What you need to know about Google Workspace Drive DLP Data Protection Insights

Greater visibility into cloud data security is a good thing – unless a report tells you that your business is at risk due to vulnerable FDA prescription drug data, but you don’t have any. What’s worse than a scary alert about data risk? When that alert is >50% wrong!

That’s what happened to us when we followed up on a notification from Google Workspace about its new Drive DLP data protection insights, available to certain Business and Enterprise accounts. This quarterly report is supposed to list files containing sensitive data types stored in the cloud Google Workspace (formerly known as G Suite) application and are accessible to the entire world. That objective is great! Who wouldn’t want to know when sensitive data is incorrectly shared with the entire world. However, as we dug deeper we became concerned about the approach and the accuracy of these results. What initially caught our eye is that Google analysis shows that 34% of our company’s sensitive data has been shared outside our organization, as well as curiosity about why we were getting flagged for at-risk prescription data.  
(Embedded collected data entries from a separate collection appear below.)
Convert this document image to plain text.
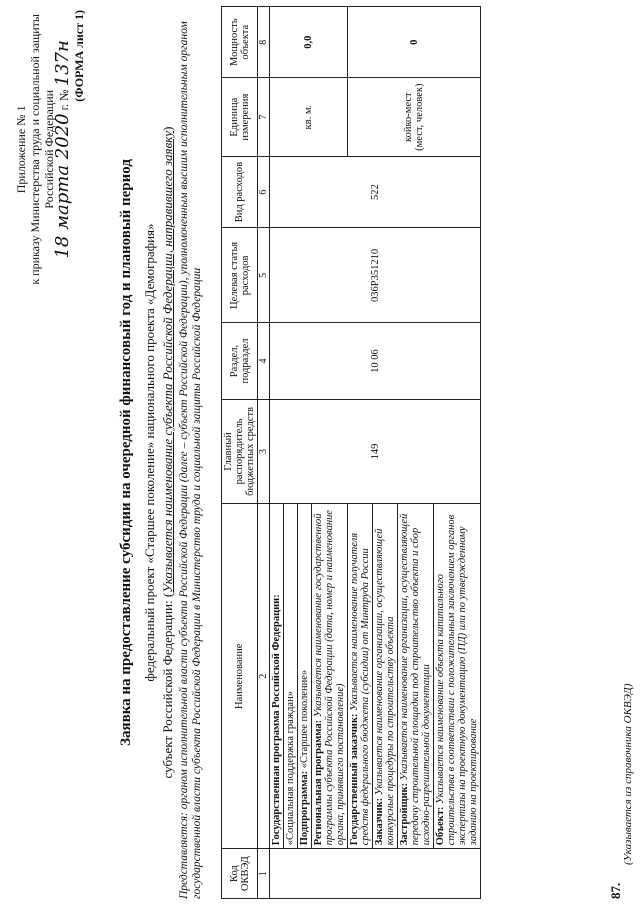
Приложение № 1 к приказу Министерства труда и социальной защиты Российской Федерации
18 марта 2020 г. № 137н (ФОРМА лист 1)
Заявка на предоставление субсидии на очередной финансовый год и плановый период федеральный проект «Старшее поколение» национального проекта «Демография»
субъект Российской Федерации: (Указывается наименование субъекта Российской Федерации, направившего заявку) Представляется: органом исполнительной власти субъекта Российской Федерации (далее – субъект Российской Федерации), уполномоченным высшим исполнительным органом государственной власти субъекта Российской Федерации в Министерство труда и социальной защиты Российской Федерации Код ОКВЭД	Наименование	Главный распорядитель бюджетных средств	Раздел, подраздел	Целевая статья расходов	Вид расходов	Единица измерения	Мощность объекта
1	2	3	4	5	6	7	8
	Государственная программа Российской Федерации:	149	10 06	036P351210	522	кв. м.	0,0
	«Социальная поддержка граждан»						
	Подпрограмма: «Старшее поколение»						
	Региональная программа: Указывается наименование государственной программы субъекта Российской Федерации (дата, номер и наименование органа, принявшего постановление)						
	Государственный заказчик: Указывается наименование получателя средств федерального бюджета (субсидии) от Минтруда России					койко-мест (мест, человек)	0
	Заказчик: Указывается наименование организации, осуществляющей конкурсные процедуры по строительству объекта						
	Застройщик: Указывается наименование организации, осуществляющей передачу строительной площадки под строительство объекта и сбор исходно-разрешительной документации						
	Объект: Указывается наименование объекта капитального строительства в соответствии с положительным заключением органов экспертизы на проектную документацию (ПД) или по утвержденному заданию на проектирование						
87.
(Указывается из справочника ОКВЭД)
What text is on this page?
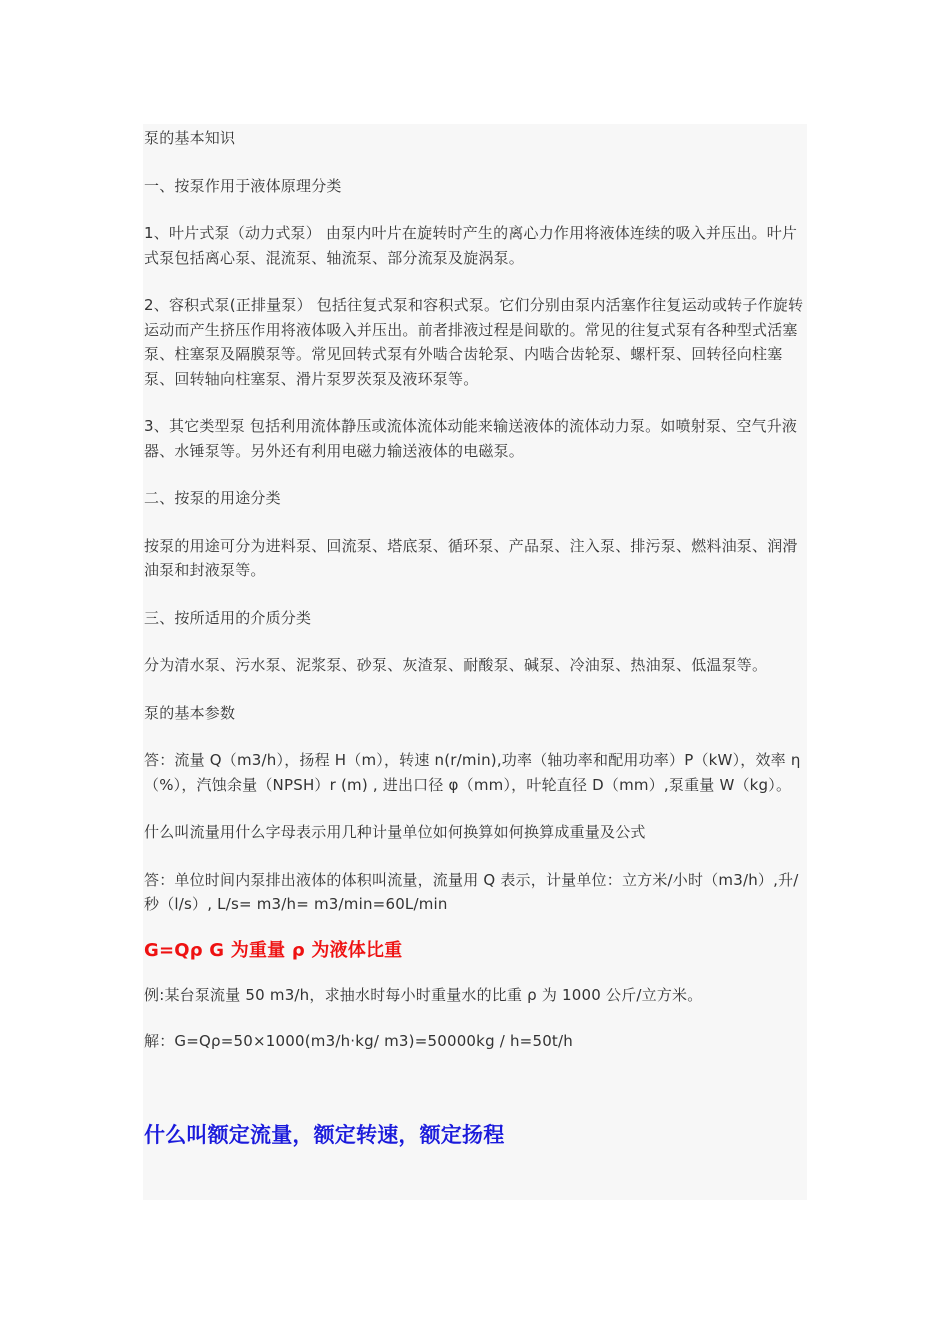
泵的基本知识

一、按泵作用于液体原理分类

1、叶片式泵（动力式泵） 由泵内叶片在旋转时产生的离心力作用将液体连续的吸入并压出。叶片式泵包括离心泵、混流泵、轴流泵、部分流泵及旋涡泵。

2、容积式泵(正排量泵） 包括往复式泵和容积式泵。它们分别由泵内活塞作往复运动或转子作旋转运动而产生挤压作用将液体吸入并压出。前者排液过程是间歇的。常见的往复式泵有各种型式活塞泵、柱塞泵及隔膜泵等。常见回转式泵有外啮合齿轮泵、内啮合齿轮泵、螺杆泵、回转径向柱塞泵、回转轴向柱塞泵、滑片泵罗茨泵及液环泵等。

3、其它类型泵 包括利用流体静压或流体流体动能来输送液体的流体动力泵。如喷射泵、空气升液器、水锤泵等。另外还有利用电磁力输送液体的电磁泵。

二、按泵的用途分类

按泵的用途可分为进料泵、回流泵、塔底泵、循环泵、产品泵、注入泵、排污泵、燃料油泵、润滑油泵和封液泵等。

三、按所适用的介质分类

分为清水泵、污水泵、泥浆泵、砂泵、灰渣泵、耐酸泵、碱泵、冷油泵、热油泵、低温泵等。

泵的基本参数

答：流量 Q（m3/h），扬程 H（m），转速 n(r/min),功率（轴功率和配用功率）P（kW），效率 η（%），汽蚀余量（NPSH）r (m) , 进出口径 φ（mm），叶轮直径 D（mm）,泵重量 W（kg）。

什么叫流量用什么字母表示用几种计量单位如何换算如何换算成重量及公式

答：单位时间内泵排出液体的体积叫流量，流量用 Q 表示，计量单位：立方米/小时（m3/h）,升/秒（l/s）, L/s= m3/h= m3/min=60L/min

G=Qρ G 为重量 ρ 为液体比重

例:某台泵流量 50 m3/h，求抽水时每小时重量水的比重 ρ 为 1000 公斤/立方米。

解：G=Qρ=50×1000(m3/h·kg/ m3)=50000kg / h=50t/h

什么叫额定流量，额定转速，额定扬程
As we investigated Google’s findings, we drew the conclusions listed below. In short, Google took a strong step forward to raise awareness about this urgent data security risk. Innovation and growth are great, but this solution is not ready for the vast majority of businesses that desperately need assistance in this very space. If you received the email from Google introducing the DLP data protection insights report and want to learn more about our experience, see the summary below and watch our video. 

In this video, Michael will give you a sneak peak into the new Drive DLP Data Protection Insights services provided by Google today.
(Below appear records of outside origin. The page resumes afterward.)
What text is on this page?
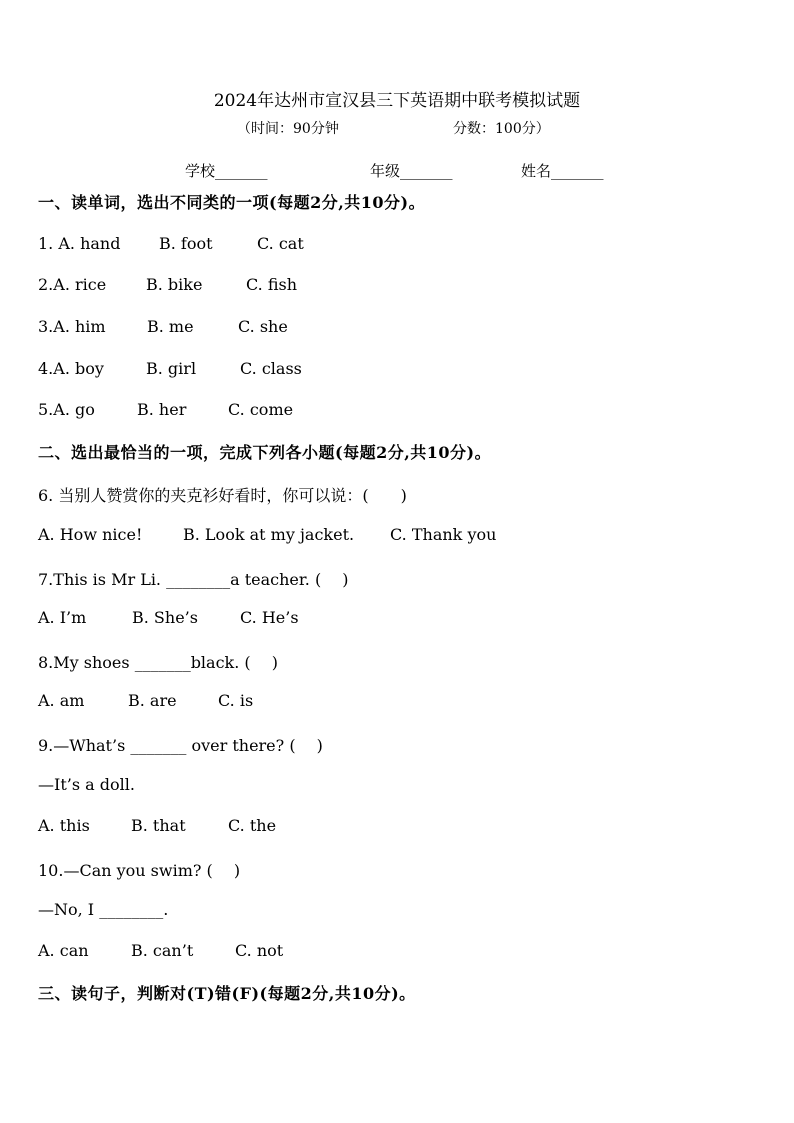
2024年达州市宣汉县三下英语期中联考模拟试题
（时间：90分钟	分数：100分）
学校_______	年级_______	姓名_______
一、读单词，选出不同类的一项(每题2分,共10分)。
1. A. hand B. foot	C. cat
2.A. rice B. bike	C. fish
3.A. him	B. me	C. she
4.A. boy	B. girl	C. class
5.A. go	B. her	C. come
二、选出最恰当的一项，完成下列各小题(每题2分,共10分)。
6. 当别人赞赏你的夹克衫好看时，你可以说：(　　)
A. How nice!	B. Look at my jacket. C. Thank you
7.This is Mr Li. ________a teacher. (　 )
A. I’m	B. She’s	C. He’s
8.My shoes _______black. (　 )
A. am	B. are	C. is
9.—What’s _______ over there? (　 )
—It’s a doll.
A. this	B. that	C. the
10.—Can you swim? (　 )
—No, I ________.
A. can	B. can’t	C. not
三、读句子，判断对(T)错(F)(每题2分,共10分)。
1. Drive DLP raises awareness for the need for cloud data protection in a work from cloud reality. 

Looking at the types of data stored in the cloud and shared with people outside your organization is an eye-opener for many companies. Moreover, when you consider that Google Docs, Sheets, and Slides gives you the ability to name other people as editors who can then share it with other people, you begin to realize how easy loss of personally identifiable information, health data, account numbers, or any sensitive data can be. Google’s quarterly report is a laudable attempt to increase visibility of the problem; however, it is also succumbing to the classic challenges of data protection solutions - massive false positives and lack of workflows for businesses to easily act on these alerts (no, automatic blocking of a highly false positive alert is not a reasonable workflow for any business). 

2. Google’s tool may be helpful for big corporations with large security teams. 
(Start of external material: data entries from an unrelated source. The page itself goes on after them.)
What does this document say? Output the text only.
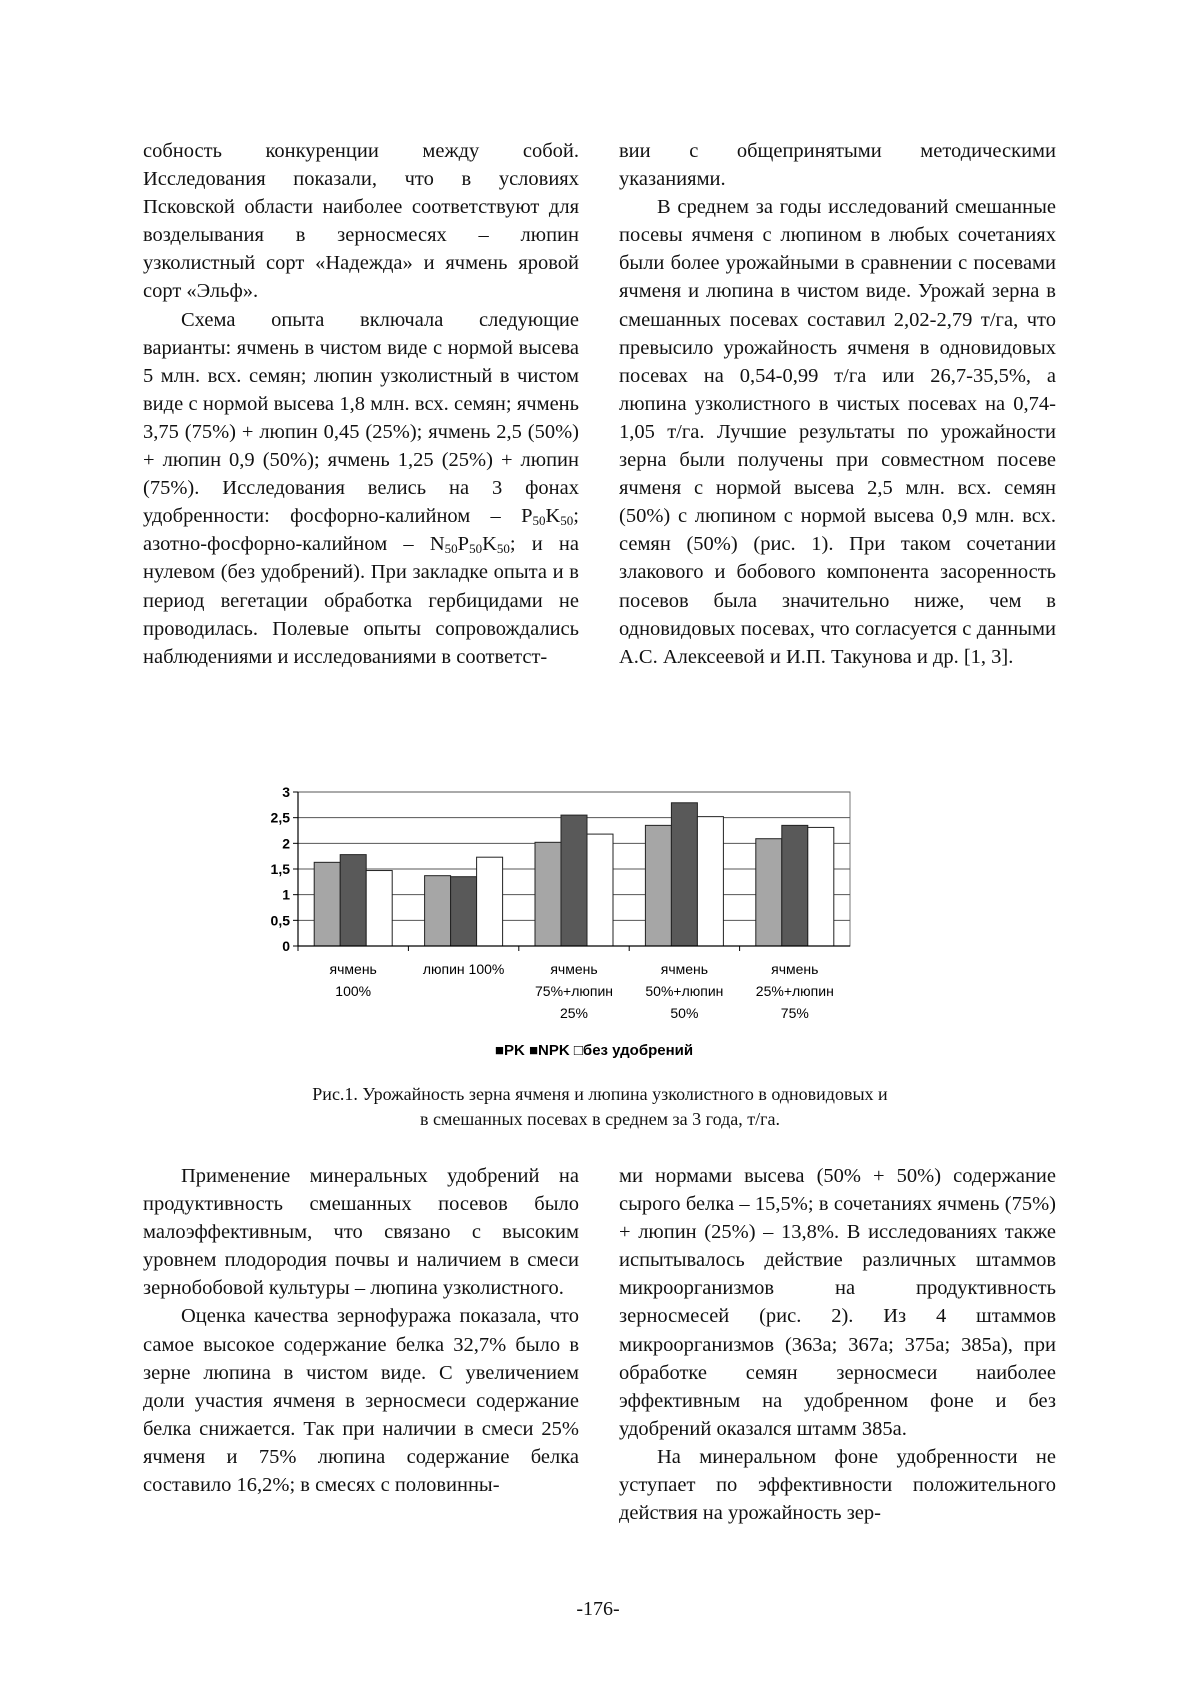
собность конкуренции между собой. Исследования показали, что в условиях Псковской области наиболее соответствуют для возделывания в зерносмесях – люпин узколистный сорт «Надежда» и ячмень яровой сорт «Эльф».

Схема опыта включала следующие варианты: ячмень в чистом виде с нормой высева 5 млн. всх. семян; люпин узколистный в чистом виде с нормой высева 1,8 млн. всх. семян; ячмень 3,75 (75%) + люпин 0,45 (25%); ячмень 2,5 (50%) + люпин 0,9 (50%); ячмень 1,25 (25%) + люпин (75%). Исследования велись на 3 фонах удобренности: фосфорно-калийном – $P_{50}K_{50}$; азотно-фосфорно-калийном – $N_{50}P_{50}K_{50}$; и на нулевом (без удобрений). При закладке опыта и в период вегетации обработка гербицидами не проводилась. Полевые опыты сопровождались наблюдениями и исследованиями в соответст-

вии с общепринятыми методическими указаниями.

В среднем за годы исследований смешанные посевы ячменя с люпином в любых сочетаниях были более урожайными в сравнении с посевами ячменя и люпина в чистом виде. Урожай зерна в смешанных посевах составил 2,02-2,79 т/га, что превысило урожайность ячменя в одновидовых посевах на 0,54-0,99 т/га или 26,7-35,5%, а люпина узколистного в чистых посевах на 0,74-1,05 т/га. Лучшие результаты по урожайности зерна были получены при совместном посеве ячменя с нормой высева 2,5 млн. всх. семян (50%) с люпином с нормой высева 0,9 млн. всх. семян (50%) (рис. 1). При таком сочетании злакового и бобового компонента засоренность посевов была значительно ниже, чем в одновидовых посевах, что согласуется с данными А.С. Алексеевой и И.П. Такунова и др. [1, 3].

0
0,5
1
1,5
2
2,5
3
ячмень
100%
люпин 100%	ячмень
75%+люпин
25%
ячмень
50%+люпин
50%
ячмень
25%+люпин
75%
■PK ■NPK □без удобрений
Рис.1. Урожайность зерна ячменя и люпина узколистного в одновидовых и
в смешанных посевах в среднем за 3 года, т/га.

Применение минеральных удобрений на продуктивность смешанных посевов было малоэффективным, что связано с высоким уровнем плодородия почвы и наличием в смеси зернобобовой культуры – люпина узколистного.

Оценка качества зернофуража показала, что самое высокое содержание белка 32,7% было в зерне люпина в чистом виде. С увеличением доли участия ячменя в зерносмеси содержание белка снижается. Так при наличии в смеси 25% ячменя и 75% люпина содержание белка составило 16,2%; в смесях с половинны-

ми нормами высева (50% + 50%) содержание сырого белка – 15,5%; в сочетаниях ячмень (75%) + люпин (25%) – 13,8%. В исследованиях также испытывалось действие различных штаммов микроорганизмов на продуктивность зерносмесей (рис. 2). Из 4 штаммов микроорганизмов (363а; 367а; 375а; 385а), при обработке семян зерносмеси наиболее эффективным на удобренном фоне и без удобрений оказался штамм 385а.

На минеральном фоне удобренности не уступает по эффективности положительного действия на урожайность зер-

-176-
It took some time to figure out how to set up rules and then go through the hundreds of alerts they produced when deployed in a small company. The solution does provide additional insight, but at a cost. Because of poor accuracy and a large number of alerts, security teams would need to integrate the alerts into SOC workflows using considerable amounts of human time for individual investigation and response. Businesses with IT security staff may have the resources to make checking the DLP data protection insights report into their workflows, but this is a non-starter for smaller companies that can’t invest in numerous human analysts or customer security engineering cycles.

3. False positives set businesses up for failure.

Depending on how an organization sets up its rules, the tools can return numerous false positives, alerting their team to incidents that really aren’t putting sensitive data at risk. This is most easily seen from the sample report provided by Google itself. Using our own systems as an example, we received numerous alerts for prescription drug data - something we don’t have in our GSuite instance at all. In addition to taking more time than necessary to manage data protection, false positives will eventually lead to alert fatigue, which causes people to ignore alerts. The last thing we need is an inaccurate system flooding us with alerts that are wrong - or worse, deployment in auto blocking mode that results in disruptions to business operations across the company!